44 Aus diesen berufsrechtlichen Maßgaben folgt, dass für Inhaber von Abschlüssen aus Drittstaaten die Approbation auf zwei verschiedenen Wegen erlangt werden kann. Zum einen kann die Gleichwertigkeitsprüfung durchgeführt werden. Sofern diese festgestellt wird, ist die Approbation zu erteilen. Bei fehlender Gleichwertigkeit (entweder nach Feststellung durch ein Gutachten oder Verzicht auf die Gleichwertigkeitsprüfung) kann zunächst eine Berufserlaubnis erteilt werden. Nach erfolgreicher Kenntnisprüfung wird die Approbation erteilt. Letztlich regelt die BÄO abschließend, ob und in welchem Umfang der ärztliche Beruf ausgeübt werden darf.

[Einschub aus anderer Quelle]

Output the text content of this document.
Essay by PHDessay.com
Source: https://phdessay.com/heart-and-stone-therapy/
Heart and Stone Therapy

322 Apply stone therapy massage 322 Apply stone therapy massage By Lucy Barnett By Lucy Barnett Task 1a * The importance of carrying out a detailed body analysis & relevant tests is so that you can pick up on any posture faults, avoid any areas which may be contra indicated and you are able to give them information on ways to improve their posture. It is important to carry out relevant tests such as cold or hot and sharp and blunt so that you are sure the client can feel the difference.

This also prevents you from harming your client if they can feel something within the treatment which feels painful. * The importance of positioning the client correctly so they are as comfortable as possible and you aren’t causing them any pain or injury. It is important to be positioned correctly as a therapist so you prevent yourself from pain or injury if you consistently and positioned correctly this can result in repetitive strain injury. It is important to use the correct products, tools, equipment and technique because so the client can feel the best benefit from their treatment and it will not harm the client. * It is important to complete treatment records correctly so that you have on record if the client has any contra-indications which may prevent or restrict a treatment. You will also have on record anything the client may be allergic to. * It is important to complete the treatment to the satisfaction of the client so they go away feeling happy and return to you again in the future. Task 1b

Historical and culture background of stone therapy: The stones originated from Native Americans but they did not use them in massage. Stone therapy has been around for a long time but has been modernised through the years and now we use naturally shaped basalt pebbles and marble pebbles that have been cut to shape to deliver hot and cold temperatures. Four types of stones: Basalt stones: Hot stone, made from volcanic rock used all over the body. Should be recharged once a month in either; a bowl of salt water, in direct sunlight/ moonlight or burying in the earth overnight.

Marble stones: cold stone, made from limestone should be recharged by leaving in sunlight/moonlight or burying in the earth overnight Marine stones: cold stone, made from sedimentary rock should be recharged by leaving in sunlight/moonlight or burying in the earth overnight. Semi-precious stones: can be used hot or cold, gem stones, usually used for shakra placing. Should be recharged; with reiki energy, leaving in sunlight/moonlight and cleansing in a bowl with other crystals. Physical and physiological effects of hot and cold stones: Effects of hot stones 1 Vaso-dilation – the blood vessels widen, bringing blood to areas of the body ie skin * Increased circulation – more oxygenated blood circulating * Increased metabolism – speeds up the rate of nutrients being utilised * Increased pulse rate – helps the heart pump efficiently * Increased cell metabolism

45 Dieses für alle Angehörigen des ärztlichen Berufs geltende Verfahren gleich welcher Staatsangehörigkeit ist auch in aufenthaltsrechtlicher Hinsicht relevant. Sowohl bei der Frage, ob eine Fachkraft mit akademischer Ausbildung im Sinne des § 18 Abs. 3 Nr. 2 AufenthG vorliegt, als auch bei der für § 16d Abs. 1 AufenthG relevanten Frage, welche Maßnahmen oder Qualifikationen erforderlich sind, liegen die Kompetenzen bei den für die nach der BÄO zuständigen Behörden. Das ist in Schleswig-Holstein das Landesamt für soziale Dienste, vgl. § 3 Abs. 1 Nr. 4 der Landesverordnung zur Regelung von Zuständigkeiten nach gesundheits- und tiergesundheitsrechtlichen Vorschriften. In einem dem Verfahren zur Erteilung einer Aufenthaltserlaubnis vorgeschalteten Verfahren ist zunächst zu prüfen, ob und in welchem Umfang der ärztliche Beruf ausgeübt werden darf. Es handelt sich dabei um ein eigenständiges Verfahren, das mit einer behördlichen Entscheidung über die Erteilung der Approbation oder der Erlaubnis endet und nicht um eine interne Mitwirkungshandlung einer anderen Behörde.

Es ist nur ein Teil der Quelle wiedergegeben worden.